5 out of 5
Produced by: Sanford Parker
Bloody heck yes. When approaching a band with a long release history – such as Yob – after you’ve only heard, and enjoyed, a more recent offering, there’s some trepidation, at least for collector types like m’self: if those past efforts prove to be of a different, less desirable flavor, then I go into a process of having to justify which albums I like and why… The Great Cessation ain’t exactly Yob’s first release, but it is from nearly a decade earlier than the 2018 album I listened to just prior, and it rocks in a wholly specific, but identifiably Yob-ish fashion, so I’m sold. I’m sold on the epicness.

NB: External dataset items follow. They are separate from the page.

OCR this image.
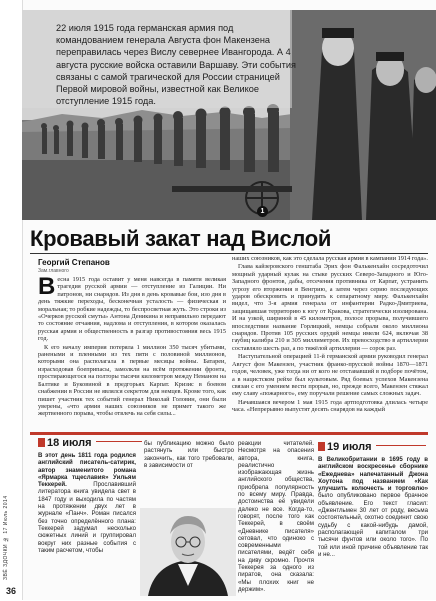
ЗВЁ ЗДОЧКИ № 17 Июль 2014
36
22 июля 1915 года германская армия под командованием генерала Августа фон Макензена переправилась через Вислу севернее Ивангорода. А 4 августа русские войска оставили Варшаву. Эти события связаны с самой трагической для России страницей Первой мировой войны, известной как Великое отступление 1915 года.
1
Кровавый закат над Вислой
Георгий Степанов
Зам.главного

Весна 1915 года оставит у меня навсегда в памяти великая трагедия русской армии — отступление из Галиции. Ни патронов, ни снарядов. Из дня в день кровавые бои, изо дня в день тяжкие переходы, бесконечная усталость — физическая и моральная; то робкие надежды, то беспросветная жуть. Это строки из «Очерков русской смуты» Антона Деникина и неправильно передают то состояние отчаяния, надлома и отступления, в котором оказалась русская армия и общественность в разгар противостояния весь 1915 год.

К его началу империя потеряла 1 миллион 350 тысяч убитыми, ранеными и пленными из тех пяти с половиной миллионов, которыми она располагала в первые месяцы войны. Батареи, израсходовав боеприпасы, замолкли на всём протяжении фронта, простирающегося на полторы тысячи километров между Неманом на Балтике и Буковиной в предгорьях Карпат. Кризис в боевом снабжении в России не являлся секретом для немцев. Кроме того, как пишет участник тех событий генерал Николай Головин, они были уверены, «что армия наших союзников не примет такого же жертвенного порыва, чтобы отвлечь на себя силы...

наших союзников, как это сделала русская армия в кампании 1914 года».

Глава кайзеровского генштаба Эрих фон Фалькенхайн сосредоточил мощный ударный кулак на стыке русских Северо-Западного и Юго-Западного фронтов, дабы, отсечения противника от Карпат, устранить угрозу его вторжения в Венгрию, а затем через серию последующих ударов обескровить и принудить к сепаратному миру. Фалькенхайн видел, что 3-я армия генерала от инфантерии Радко-Дмитриева, защищавшая территорию к югу от Кракова, стратегически изолирована. И на узкой, шириной в 45 километров, полосе прорыва, получившего впоследствии название Горлицкий, немцы собрали около миллиона снарядов. Против 105 русских орудий немцы имели 624, включая 38 гаубиц калибра 210 и 305 миллиметров. Их превосходство в артиллерии составляло шесть раз, а по тяжёлой артиллерии — сорок раз.

Наступательной операцией 11-й германской армии руководил генерал Август фон Макензен, участник франко-прусской войны 1870—1871 годов, человек, уже тогда ни от кого не отстававший в подборе почётом, а в нацистском рейхе был культовым. Ряд боевых успехов Макензена связан с его умением вести прорыв, но, прежде всего, Макензен стяжал ему славу «пожарного», ему поручали решение самых сложных задач.

Начавшаяся вечером 1 мая 1915 года артподготовка длилась четыре часа. «Непрерывно выпустят десять снарядов на каждый

18 июля	19 июля
В этот день 1811 года родился английский писатель-сатирик, автор знаменитого романа «Ярмарка тщеславия» Уильям Теккерей.	Прославивший литератора книга увидела свет в 1847 году и выходила по частям на протяжении двух лет в журнале «Панч». Роман писался без точно определённого плана: Теккерей задумал несколько сюжетных линий и группировал вокруг них разные события с таким расчетом, чтобы
бы публикацию можно было растянуть или быстро закончить, как того требовали, в зависимости от
реакции читателей. Несмотря на опасения автора, книга, реалистично изображающая жизнь английского общества, приобрела популярность по всему миру. Правда, достоинства её увидели далеко не все. Когда-то, говорят, после того как Теккерей, в своём «Дневнике писателя» сетовал, что одиноко с современными писателями, ведёт себя на диву скромно. Прочтя Теккерея за одного из пиратов, она сказала: «Мы плохих книг не держим».
В Великобритании в 1695 году в английском воскресенье сборнике «Ежеднева» напечатанный Джона Хоутона под названием «Как улучшить колючесть и торговлю» было опубликовано первое брачное объявление. Его текст гласил: «Джентльмен 30 лет от роду, весьма состоятельный, охотно соединит свою судьбу с какой-нибудь дамой, располагающей капиталом три тысячи фунтов или около того». По той или иной причине объявление так и не...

Recently, when reviewing another band’s release, I opined that just making long songs with loud riffs doesn’t instantly translate to metal goodness. 6 out of the 7 tracks on Great Cessation are 7+ minutes long; 2 of those top 10 minutes, and one – the title track – is twenty minutes long; these are a lesson in song construction: in making every go-round of a riff worthwhile in building toward a break or a bridge; in letting vocals repeat as part of a dirge; in mixing your guitar, bass, and drum elements for maximum listening effect.
To that last point, producer Sanford Parker (with co-production by Yob lead Mike Scheidt) knows this game and gives us killer production: Scheidt’s Black Sabbath whine is drowned in the shimmering guitar and heavy bass; the skins echo cavernously but act as support – appreciably not overwhelming the rest of the mix – with their sludge beat. Along with the engaging compositions, drawing you in over however many minutes, this presentation is key in making the disc continually listenable and rewarding.
The Great Cessation is a full-on experience: heft, precision, relative beauty in its slower build-ups, and intense performances from all its players.